The middlegame has not yet passed for the RIRs, however. They will continue allocating IPv4 addresses per their local policies until their own free pools is depleted according to whatever metric has been defined by their own policy processes. When each one reaches endgame will depend on demand and local policies in its respective region. What seems certain is that at least one RIR will reach endgame during 2011 and it is likely that most will.

What does this endgame scenario mean, though. Well, it means there is no longer a business case for delaying deployment of IPv6. If you run an Internet hosting or provision business and you have access to IPv6 service, you should be asking yourself why you have not already enabled IPv6 on your network. If you are in the same pickle that my day job is in, where none of your network providers is supporting IPv6, have you been hounding them to support it? Will you be ready to enable IPv6 when it is available from at least one of your providers?
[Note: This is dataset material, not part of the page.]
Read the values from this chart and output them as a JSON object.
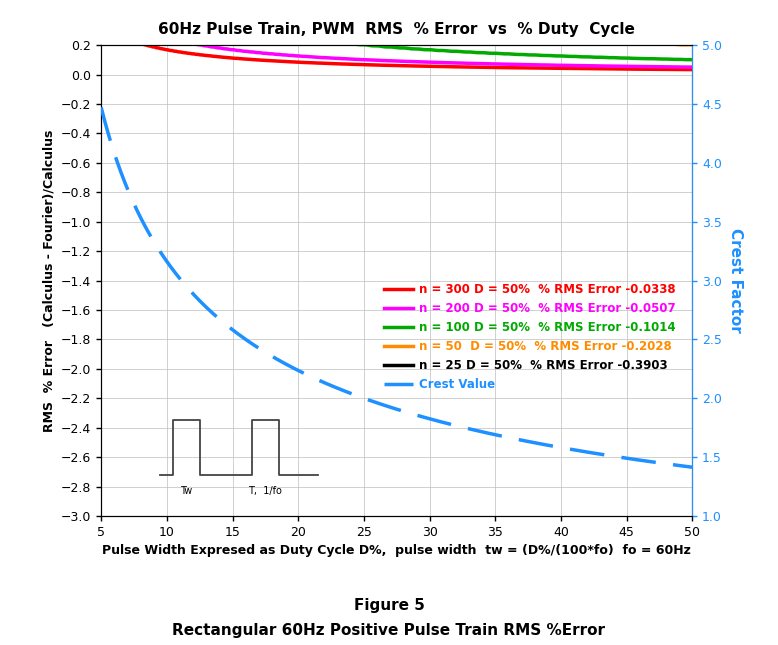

In the near term, there is likely to be much pain for Internet providers, possibly more for eyeball networks than for hosting networks, but there will be pain on all fronts.  In the medium term, or, optimistically, in the late near term, IPv6 will make a substantial penetration on the Internet and IPv4 will start waning in relevance. Alas, there is no reason to be optimistic. Long term, IPv4 will either reach a steady state in the background, or will actually start being abandoned in favour of IPv6 when it becomes clear that the cost of running multiple protocols is no longer justifiable from a business perspective. At that stage, addresses will likely start being returned to RIRs, and the IPv4 middlegame state will resume and likely continue in perpetuity thereafter.

All I know for certain about the IPv4 endgame and the transition from IPv6 opening to middlegame is that at my day job it will take at most a week, or maybe two depending on other time pressure, to enable IPv6 across the network once our upstream providers (Hello? AS701 and AS852? You there?) get with the program.

If you’re one of the millions of poor schmucks who just use the Internet, expect it to become somewhat more fragile than you are used to in the near term and pray IPv6 transitions to middlegame quickly.